The pharmacy tech returned. "I'm sorry the drug rep didn't come today with the samples and we're completely out."
"When will he come again?" Chase asked.
"No telling, really." She tossed her brown ponytail and gave the appearance of caring by giving Chase a half grin and a hands up gesture. She gave the script back to Chase.
"What am I supposed to do with this?"
"You can take it to your regular pharmacy and they can fill it."
"Great."
Chase turned around and muttered something unflattering about the inefficiency of HMOs.
"Come on, we'll hit Smith's on Menaul and then we can go shopping," Lacey said.
"I hate that store. It's like grocery shopping in a shoebox and I get really claustrophobic."
"Chase." Lacey took her arm and escorted her to the parking lot. "Let's get the pills you need to be a safer, saner person."
"All right."
They drove across town listening once again to Shakira singing about her hips not lying and something by the Black Eyed Peas about my hump, my hump, my lovely lady lumps. Chase rolled her eyes, thinking that this was what the world had come to, songs talking about body parts. And she was the crazy one.
The shoebox grocery store parking lot was full of cars. An old man in a black Crown Vic slowly pulled out of a spot, turning so that the long car was jammed up between the rows and it required much pulling forward and backing up before he got the car straight enough to pull out. Thoroughly exasperated, Chase said, "Why bother with the medication—the baby will be in college before we get parked."

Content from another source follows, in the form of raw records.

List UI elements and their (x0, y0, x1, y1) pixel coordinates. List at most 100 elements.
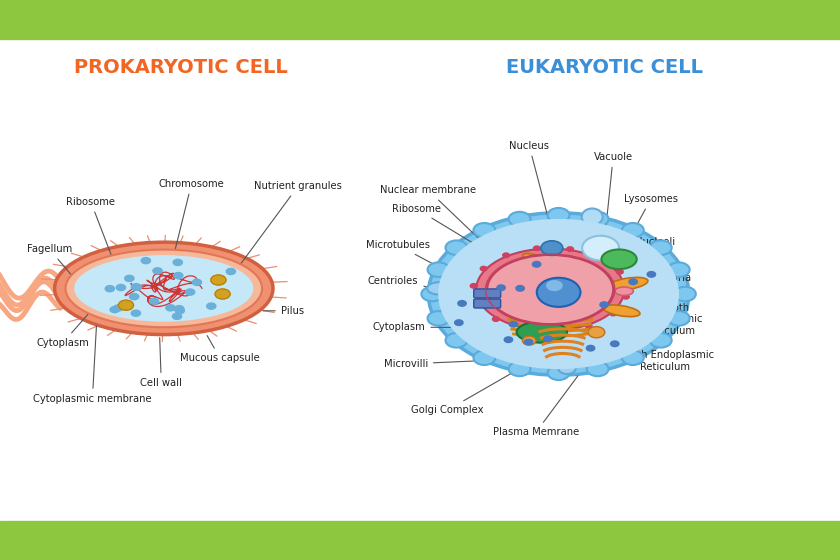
Circle shape (522, 336, 536, 345)
Circle shape (585, 324, 592, 328)
Text: Mitochondria: Mitochondria (626, 273, 691, 283)
Circle shape (533, 246, 540, 250)
Circle shape (622, 295, 629, 299)
Circle shape (586, 346, 595, 351)
Circle shape (422, 287, 444, 301)
Text: Microvilli: Microvilli (384, 359, 493, 369)
Circle shape (186, 289, 195, 295)
Circle shape (192, 279, 202, 286)
Circle shape (564, 299, 573, 305)
Circle shape (524, 339, 533, 345)
Circle shape (588, 326, 605, 338)
Text: Plasma Memrane: Plasma Memrane (493, 376, 579, 437)
Circle shape (600, 302, 608, 307)
Text: EUKARYOTIC CELL: EUKARYOTIC CELL (507, 58, 703, 77)
FancyBboxPatch shape (474, 289, 501, 298)
Text: Nucleoli: Nucleoli (626, 237, 675, 289)
Circle shape (141, 258, 150, 264)
Circle shape (174, 273, 183, 279)
Text: Golgi Complex: Golgi Complex (412, 348, 556, 415)
Text: Fagellum: Fagellum (27, 244, 74, 278)
Circle shape (445, 240, 467, 255)
Circle shape (596, 255, 603, 260)
Text: Vacuole: Vacuole (594, 152, 633, 235)
Circle shape (165, 305, 175, 311)
Ellipse shape (438, 219, 679, 369)
Circle shape (428, 311, 449, 325)
Ellipse shape (476, 249, 624, 330)
Text: Cell wall: Cell wall (140, 338, 182, 388)
Circle shape (113, 305, 123, 311)
Circle shape (668, 311, 690, 325)
Ellipse shape (517, 321, 567, 343)
Circle shape (226, 268, 235, 274)
Circle shape (521, 326, 528, 331)
Circle shape (215, 289, 230, 299)
Circle shape (124, 276, 134, 282)
Ellipse shape (615, 287, 633, 296)
Circle shape (509, 212, 531, 226)
Text: Pilus: Pilus (263, 306, 304, 316)
Text: Mucous capsule: Mucous capsule (181, 335, 260, 363)
FancyBboxPatch shape (474, 299, 501, 308)
Circle shape (503, 253, 510, 258)
Circle shape (474, 223, 496, 237)
Text: Ribosome: Ribosome (66, 197, 117, 269)
Circle shape (150, 298, 159, 304)
Circle shape (622, 223, 643, 237)
Circle shape (586, 362, 608, 376)
Text: Cytoplasm: Cytoplasm (373, 322, 476, 332)
Circle shape (548, 208, 570, 222)
Circle shape (474, 351, 496, 365)
Circle shape (674, 287, 696, 301)
Ellipse shape (558, 360, 576, 374)
Circle shape (537, 278, 580, 307)
Ellipse shape (427, 282, 450, 295)
Circle shape (211, 275, 226, 285)
Circle shape (172, 313, 181, 319)
Text: Rough Endoplasmic
Reticulum: Rough Endoplasmic Reticulum (617, 330, 714, 372)
Ellipse shape (66, 250, 262, 327)
Circle shape (582, 236, 619, 260)
Circle shape (131, 284, 140, 290)
Circle shape (454, 320, 463, 325)
Text: Nuclear membrane: Nuclear membrane (381, 185, 502, 261)
Circle shape (546, 280, 563, 291)
Circle shape (129, 293, 139, 300)
Text: Smooth
Endoplasmic
Reticulum: Smooth Endoplasmic Reticulum (628, 301, 702, 336)
Circle shape (428, 263, 449, 277)
Ellipse shape (522, 254, 553, 267)
Circle shape (497, 285, 506, 291)
Bar (0, 0, 840, 39)
Circle shape (470, 283, 477, 288)
Circle shape (173, 259, 182, 265)
Circle shape (445, 333, 467, 348)
Ellipse shape (428, 213, 689, 375)
Circle shape (548, 366, 570, 380)
Circle shape (647, 272, 655, 277)
Circle shape (622, 351, 643, 365)
Circle shape (611, 341, 619, 347)
Circle shape (629, 279, 638, 284)
Text: Nucleus: Nucleus (509, 141, 556, 249)
Circle shape (509, 321, 517, 327)
Ellipse shape (607, 277, 648, 291)
Circle shape (176, 307, 185, 314)
Circle shape (458, 301, 466, 306)
Text: Microtubules: Microtubules (366, 240, 476, 287)
Text: Cytoplasmic membrane: Cytoplasmic membrane (33, 326, 152, 404)
Circle shape (541, 241, 563, 255)
Ellipse shape (55, 242, 273, 335)
Ellipse shape (601, 250, 637, 269)
Circle shape (132, 284, 141, 290)
Circle shape (504, 337, 512, 343)
Bar (0, 521, 840, 560)
Text: Centrioles: Centrioles (368, 276, 485, 296)
Circle shape (567, 247, 574, 251)
Circle shape (131, 310, 140, 316)
Circle shape (175, 306, 184, 312)
Ellipse shape (603, 305, 640, 316)
Circle shape (105, 286, 114, 292)
Circle shape (617, 269, 623, 274)
Circle shape (543, 336, 552, 342)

"Chase, it's the middle of the day. These are retired people with diminished reflexes. Just thank God we don't have real jobs and have to suffer the after-work crowd. Now, those people are cutthroat."

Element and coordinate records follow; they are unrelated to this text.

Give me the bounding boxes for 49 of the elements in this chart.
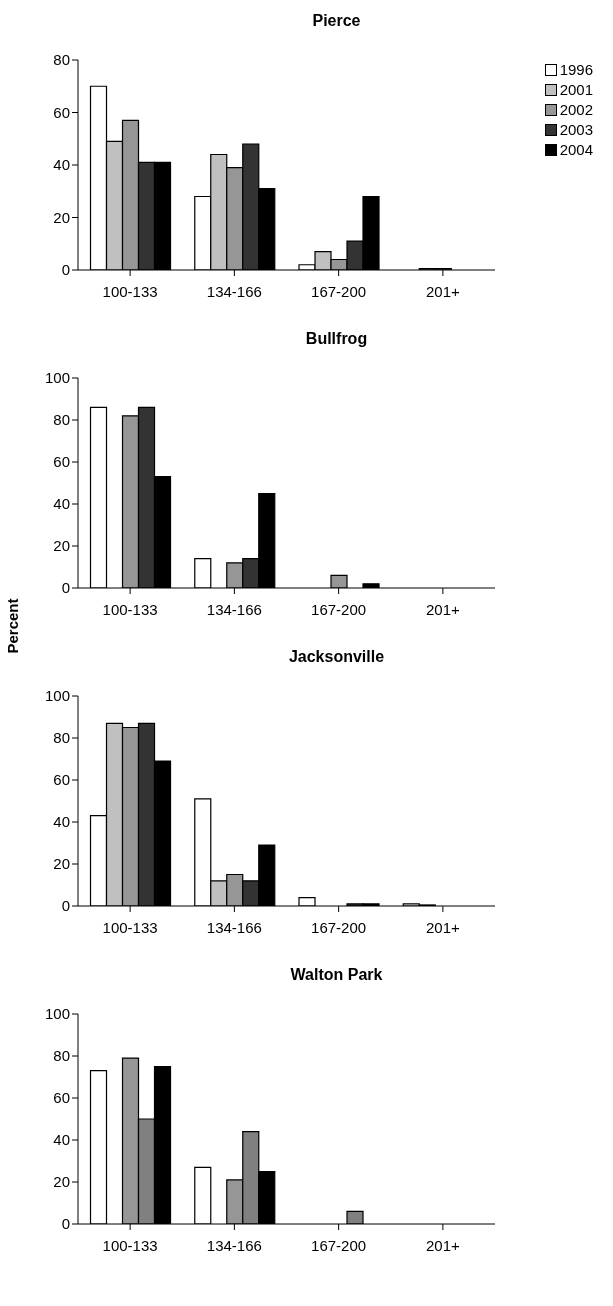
x-tick-label: 201+ — [425, 282, 460, 300]
x-tick-label: 134-166 — [206, 282, 262, 300]
x-tick-label: 134-166 — [206, 600, 262, 618]
y-tick-label: 20 — [53, 1173, 70, 1191]
y-axis-title: Percent — [4, 598, 21, 654]
y-tick-label: 40 — [53, 156, 70, 174]
y-tick-label: 0 — [61, 261, 70, 279]
legend-label: 2002 — [559, 100, 593, 120]
x-tick-label: 100-133 — [102, 600, 158, 618]
y-tick-label: 0 — [61, 1215, 70, 1233]
y-tick-label: 100 — [44, 369, 70, 387]
x-tick-label: 134-166 — [206, 918, 262, 936]
x-tick-label: 201+ — [425, 1236, 460, 1254]
x-tick-label: 201+ — [425, 918, 460, 936]
x-tick-label: 134-166 — [206, 1236, 262, 1254]
y-tick-label: 20 — [53, 208, 70, 226]
y-tick-label: 60 — [53, 103, 70, 121]
chart-title: Pierce — [311, 11, 362, 31]
y-tick-label: 60 — [53, 1089, 70, 1107]
y-tick-label: 100 — [44, 1005, 70, 1023]
y-tick-label: 40 — [53, 495, 70, 513]
legend-label: 2004 — [559, 140, 593, 160]
x-tick-label: 167-200 — [311, 1236, 367, 1254]
legend-label: 1996 — [559, 60, 593, 80]
legend-label: 2003 — [559, 120, 593, 140]
chart-title: Jacksonville — [288, 648, 385, 665]
y-tick-label: 80 — [53, 1047, 70, 1065]
y-tick-label: 0 — [61, 897, 70, 915]
chart-title: Walton Park — [289, 965, 384, 985]
chart-title: Bullfrog — [304, 329, 369, 349]
x-tick-label: 100-133 — [102, 918, 158, 936]
x-tick-label: 167-200 — [311, 918, 367, 936]
x-tick-label: 100-133 — [102, 282, 158, 300]
y-tick-label: 80 — [53, 411, 70, 429]
y-tick-label: 60 — [53, 453, 70, 471]
y-tick-label: 20 — [53, 855, 70, 873]
x-tick-label: 167-200 — [311, 282, 367, 300]
y-tick-label: 80 — [53, 51, 70, 69]
y-tick-label: 40 — [53, 813, 70, 831]
y-tick-label: 40 — [53, 1131, 70, 1149]
y-tick-label: 20 — [53, 537, 70, 555]
y-tick-label: 60 — [53, 771, 70, 789]
y-tick-label: 0 — [61, 579, 70, 597]
x-tick-label: 201+ — [425, 600, 460, 618]
y-tick-label: 100 — [44, 687, 70, 705]
y-tick-label: 80 — [53, 729, 70, 747]
x-tick-label: 167-200 — [311, 600, 367, 618]
x-tick-label: 100-133 — [102, 1236, 158, 1254]
legend-label: 2001 — [559, 80, 593, 100]
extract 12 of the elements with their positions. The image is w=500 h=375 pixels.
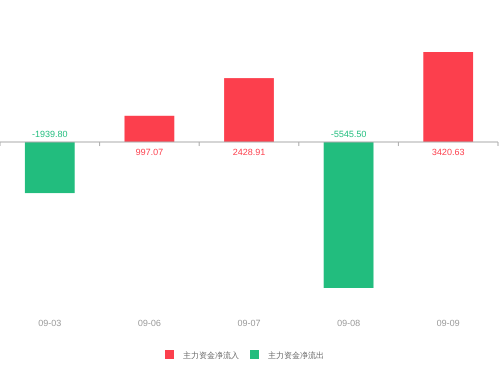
data-label: -5545.50 — [330, 129, 366, 140]
x-tick-label: 09-08 — [337, 318, 360, 328]
legend-label: 主力资金净流入 — [183, 351, 239, 360]
legend-label: 主力资金净流出 — [268, 351, 324, 360]
x-tick-label: 09-09 — [436, 318, 460, 328]
data-label: 2428.91 — [232, 147, 266, 158]
data-label: 3420.63 — [432, 147, 464, 158]
data-label: 997.07 — [136, 147, 164, 158]
data-label: -1939.80 — [32, 129, 68, 140]
x-tick-label: 09-03 — [38, 318, 62, 328]
x-tick-label: 09-07 — [237, 318, 261, 328]
x-tick-label: 09-06 — [138, 318, 161, 328]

Chase pulled into the spot vacated by the geriatric. It was not to her liking being right next to the cart return, thus putting her side panels at risk, but it would have to do. "I have a real job,"she contended.

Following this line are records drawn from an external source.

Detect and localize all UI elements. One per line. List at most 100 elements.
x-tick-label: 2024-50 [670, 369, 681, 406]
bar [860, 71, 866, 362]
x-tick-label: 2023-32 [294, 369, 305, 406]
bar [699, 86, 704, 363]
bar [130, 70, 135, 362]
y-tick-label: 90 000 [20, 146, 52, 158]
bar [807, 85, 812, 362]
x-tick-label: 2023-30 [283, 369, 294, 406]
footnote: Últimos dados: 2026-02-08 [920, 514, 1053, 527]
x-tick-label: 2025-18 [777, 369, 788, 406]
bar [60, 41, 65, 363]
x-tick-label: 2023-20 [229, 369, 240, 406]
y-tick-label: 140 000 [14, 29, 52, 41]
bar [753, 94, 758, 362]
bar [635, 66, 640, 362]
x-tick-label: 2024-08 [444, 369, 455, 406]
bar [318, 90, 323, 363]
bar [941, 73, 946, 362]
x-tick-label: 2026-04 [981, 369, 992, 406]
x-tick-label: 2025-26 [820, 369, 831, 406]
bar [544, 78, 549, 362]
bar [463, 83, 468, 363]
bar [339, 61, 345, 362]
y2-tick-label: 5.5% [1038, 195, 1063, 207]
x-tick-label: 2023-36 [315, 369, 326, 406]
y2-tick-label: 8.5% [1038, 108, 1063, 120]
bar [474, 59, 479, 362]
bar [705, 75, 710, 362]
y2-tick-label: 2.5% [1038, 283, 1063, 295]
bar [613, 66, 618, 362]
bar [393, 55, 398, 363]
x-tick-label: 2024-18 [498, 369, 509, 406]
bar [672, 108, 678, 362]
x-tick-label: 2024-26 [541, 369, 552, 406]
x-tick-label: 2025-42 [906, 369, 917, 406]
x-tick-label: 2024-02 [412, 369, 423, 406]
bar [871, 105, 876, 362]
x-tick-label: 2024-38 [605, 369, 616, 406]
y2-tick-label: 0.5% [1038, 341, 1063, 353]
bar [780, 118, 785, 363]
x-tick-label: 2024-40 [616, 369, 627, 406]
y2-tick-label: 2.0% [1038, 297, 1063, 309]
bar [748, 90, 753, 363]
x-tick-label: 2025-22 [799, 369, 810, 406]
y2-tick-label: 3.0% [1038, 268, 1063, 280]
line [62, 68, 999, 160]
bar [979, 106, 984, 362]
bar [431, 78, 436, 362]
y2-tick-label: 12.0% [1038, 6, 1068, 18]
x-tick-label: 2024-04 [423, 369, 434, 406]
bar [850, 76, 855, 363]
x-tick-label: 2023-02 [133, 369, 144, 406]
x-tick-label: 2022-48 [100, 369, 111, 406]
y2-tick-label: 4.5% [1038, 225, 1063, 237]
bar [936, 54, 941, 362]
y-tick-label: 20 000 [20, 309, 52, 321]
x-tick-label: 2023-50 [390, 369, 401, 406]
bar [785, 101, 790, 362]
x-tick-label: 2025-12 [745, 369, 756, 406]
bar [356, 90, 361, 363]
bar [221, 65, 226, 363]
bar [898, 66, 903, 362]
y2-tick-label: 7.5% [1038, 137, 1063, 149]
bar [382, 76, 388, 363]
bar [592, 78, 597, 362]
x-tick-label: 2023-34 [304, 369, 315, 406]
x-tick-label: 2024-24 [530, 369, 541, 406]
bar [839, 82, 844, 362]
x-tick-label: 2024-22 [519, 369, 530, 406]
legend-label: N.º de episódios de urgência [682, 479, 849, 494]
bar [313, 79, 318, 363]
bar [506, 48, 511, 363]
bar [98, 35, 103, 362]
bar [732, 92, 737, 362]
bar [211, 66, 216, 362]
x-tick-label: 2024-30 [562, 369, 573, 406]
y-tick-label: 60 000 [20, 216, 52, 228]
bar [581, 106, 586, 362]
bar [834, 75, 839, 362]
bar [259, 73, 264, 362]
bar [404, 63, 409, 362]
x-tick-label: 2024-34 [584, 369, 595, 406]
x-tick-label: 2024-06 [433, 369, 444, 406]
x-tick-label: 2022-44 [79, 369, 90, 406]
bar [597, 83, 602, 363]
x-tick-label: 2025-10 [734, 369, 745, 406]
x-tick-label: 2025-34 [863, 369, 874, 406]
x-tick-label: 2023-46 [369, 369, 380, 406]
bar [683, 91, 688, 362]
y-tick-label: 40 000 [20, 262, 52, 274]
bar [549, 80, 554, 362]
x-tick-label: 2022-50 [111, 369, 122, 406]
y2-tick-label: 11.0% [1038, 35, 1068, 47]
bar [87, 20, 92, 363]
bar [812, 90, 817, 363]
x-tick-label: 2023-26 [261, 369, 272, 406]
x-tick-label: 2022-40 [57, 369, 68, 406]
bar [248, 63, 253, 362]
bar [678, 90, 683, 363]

"No, Gitana has a real job. All you have to do is write fifteen a day, keep your editor happy by turning things in on time and kiss your publisher's ass once in a while to keep on her good side."
"I suffer from writer's cramp and chapped lips," Chase said. She puckered her lips and made kissing noises.
Lacey collected her enormous purse and they exited the car. They entered the store, careful to avoid people with diminishedmreflexes now armed with shopping carts. The line for the pharmacy was long.